21. A decisão de 14/01/2026, neste particular, expressamente fez referência ao comando anterior ao determinar que a ré, "na forma da decisão do ID 832", se abstivesse de suspender ou cancelar o plano.
22. Assim, em juízo de cognição sumária, não se mostra possível utilizar a reiteração de comando judicial anteriormente proferido como fundamento suficiente para, neste momento, suspender obrigação que já incidia sobre a operadora desde decisão pretérita.
23. Acrescente-se que há documentos nos autos de que a agravante foi pessoalmente intimada da decisão em 23/01/2026 (ID 1060) e de que o plano de saúde teria sido cancelado naquela mesma data (ID 1063/1067).
24. A circunstância recomenda cautela ainda maior na alteração imediata da tutela, especialmente porque a demanda envolve menor portador de Transtorno do Espectro Autista (TEA), cujo tratamento multidisciplinar constitui justamente o núcleo da controvérsia originária.
25. Também não se identifica, por ora, risco de dano grave ou de difícil reparação que justifique a suspensão da decisão antes do estabelecimento do contraditório recursal.
26. Embora a agravante alegue prejuízo decorrente da manutenção do vínculo contratual e da impossibilidade de cobrança da coparticipação, os danos por ela apontados apresentam natureza predominantemente patrimonial.
27. Em sentido oposto, a suspensão imediata das determinações judiciais pode repercutir diretamente na continuidade da assistência à saúde do agravado, menor impúbere portador de TEA.
28. Nesse cenário, a ponderação dos riscos recomenda, neste momento, a preservação da situação existente até que o recurso possa ser examinado com maior profundidade, após a manifestação da parte contrária.
29. Há, contudo, questão fática que deverá ser esclarecida durante o processamento do recurso.
30. O Ministério Público, ainda na origem, considerando o lapso temporal transcorrido desde o cancelamento do plano de saúde, requereu a intimação do autor para esclarecer se persiste interesse na manutenção do vínculo contratual com a ré e, em caso positivo, que fosse esclarecida a situação atual da rede credenciada especializada para realização do tratamento. Tal requerimento foi posteriormente reiterado.
31. Mostra-se pertinente, portanto, que o agravado, por ocasião da apresentação de suas contrarrazões, esclareça expressamente se ainda possui interesse na manutenção do vínculo contratual com a agravante, circunstância relevante para a adequada compreensão da situação fática atual e para o julgamento definitivo do recurso.

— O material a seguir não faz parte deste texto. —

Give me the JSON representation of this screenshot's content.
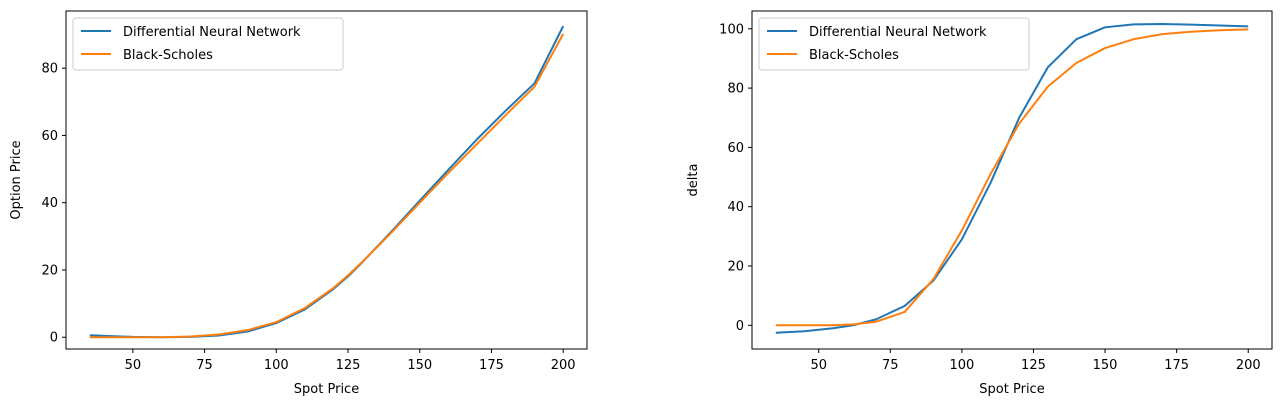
{
  "chart_data": [
    {
      "type": "line",
      "title": "",
      "xlabel": "Spot Price",
      "ylabel": "Option Price",
      "xlim": [
        26.7,
        208.3
      ],
      "ylim": [
        -3.5,
        97
      ],
      "xticks": [
        50,
        75,
        100,
        125,
        150,
        175,
        200
      ],
      "yticks": [
        0,
        20,
        40,
        60,
        80
      ],
      "grid": false,
      "legend": {
        "position": "upper-left"
      },
      "series": [
        {
          "name": "Differential Neural Network",
          "color": "#1f77b4",
          "points": [
            [
              35,
              0.6
            ],
            [
              40,
              0.4
            ],
            [
              50,
              0.1
            ],
            [
              60,
              0
            ],
            [
              70,
              0.1
            ],
            [
              80,
              0.5
            ],
            [
              90,
              1.7
            ],
            [
              100,
              4.2
            ],
            [
              110,
              8.3
            ],
            [
              120,
              14.4
            ],
            [
              125,
              18.1
            ],
            [
              130,
              22.3
            ],
            [
              140,
              31.3
            ],
            [
              150,
              40.6
            ],
            [
              160,
              49.8
            ],
            [
              170,
              58.9
            ],
            [
              180,
              67.4
            ],
            [
              190,
              75.5
            ],
            [
              200,
              92.5
            ]
          ]
        },
        {
          "name": "Black-Scholes",
          "color": "#ff7f0e",
          "points": [
            [
              35,
              0
            ],
            [
              50,
              0
            ],
            [
              60,
              0
            ],
            [
              70,
              0.2
            ],
            [
              80,
              0.8
            ],
            [
              90,
              2.1
            ],
            [
              100,
              4.5
            ],
            [
              110,
              8.7
            ],
            [
              120,
              14.7
            ],
            [
              125,
              18.4
            ],
            [
              130,
              22.4
            ],
            [
              140,
              31.0
            ],
            [
              150,
              40.0
            ],
            [
              160,
              48.9
            ],
            [
              170,
              57.5
            ],
            [
              180,
              66.1
            ],
            [
              190,
              74.5
            ],
            [
              200,
              90.2
            ]
          ]
        }
      ]
    },
    {
      "type": "line",
      "title": "",
      "xlabel": "Spot Price",
      "ylabel": "delta",
      "xlim": [
        26.7,
        208.3
      ],
      "ylim": [
        -8,
        106
      ],
      "xticks": [
        50,
        75,
        100,
        125,
        150,
        175,
        200
      ],
      "yticks": [
        0,
        20,
        40,
        60,
        80,
        100
      ],
      "grid": false,
      "legend": {
        "position": "upper-left"
      },
      "series": [
        {
          "name": "Differential Neural Network",
          "color": "#1f77b4",
          "points": [
            [
              35,
              -2.5
            ],
            [
              45,
              -2
            ],
            [
              55,
              -1
            ],
            [
              62,
              0
            ],
            [
              70,
              2
            ],
            [
              80,
              6.5
            ],
            [
              90,
              15
            ],
            [
              100,
              29
            ],
            [
              110,
              48
            ],
            [
              120,
              70
            ],
            [
              130,
              87
            ],
            [
              140,
              96.5
            ],
            [
              150,
              100.5
            ],
            [
              160,
              101.5
            ],
            [
              170,
              101.6
            ],
            [
              180,
              101.4
            ],
            [
              190,
              101.1
            ],
            [
              200,
              100.8
            ]
          ]
        },
        {
          "name": "Black-Scholes",
          "color": "#ff7f0e",
          "points": [
            [
              35,
              0
            ],
            [
              45,
              0
            ],
            [
              55,
              0
            ],
            [
              62,
              0.3
            ],
            [
              70,
              1.2
            ],
            [
              80,
              4.5
            ],
            [
              90,
              15.5
            ],
            [
              100,
              32
            ],
            [
              110,
              51
            ],
            [
              120,
              68
            ],
            [
              130,
              80.5
            ],
            [
              140,
              88.5
            ],
            [
              150,
              93.5
            ],
            [
              160,
              96.5
            ],
            [
              170,
              98.2
            ],
            [
              180,
              99
            ],
            [
              190,
              99.5
            ],
            [
              200,
              99.8
            ]
          ]
        }
      ]
    }
  ]
}
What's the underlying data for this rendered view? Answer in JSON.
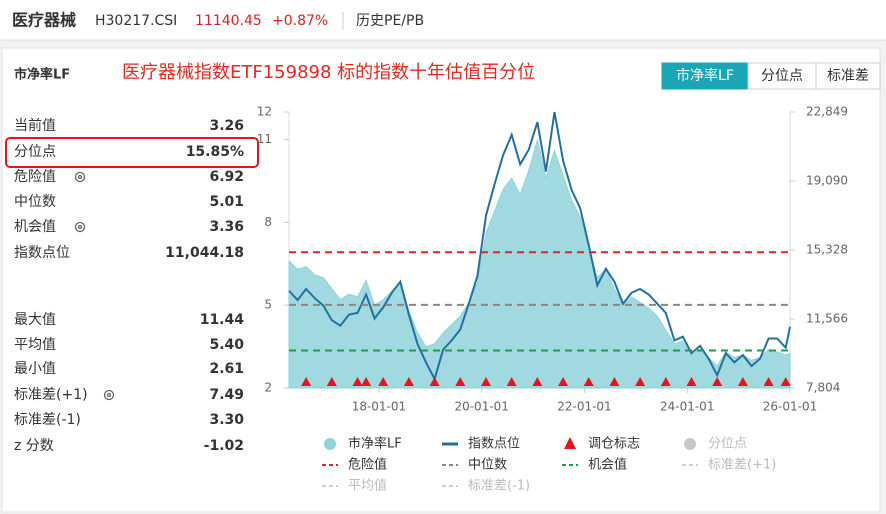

32. Ressalte-se, por fim, que as considerações ora expendidas decorrem de juízo de cognição sumária, próprio desta fase processual, e não importam antecipação do julgamento definitivo do agravo.
33. Ante o exposto, INDEFIRO O PEDIDO DE EFEITO SUSPENSIVO.
34. Determino, em prosseguimento:
a) Comunique-se ao douto Juízo a quo.
b) Intime-se a parte agravada para apresentar contrarrazões, devendo, na mesma oportunidade, esclarecer expressamente se ainda possui interesse na manutenção do vínculo contratual com a agravante.
c) Após, à douta Procuradoria de Justiça.
d) Com a vinda das manifestações acima, ou decorrido o prazo para tanto, retornem os autos conclusos.
Rio de Janeiro, na data da assinatura digital.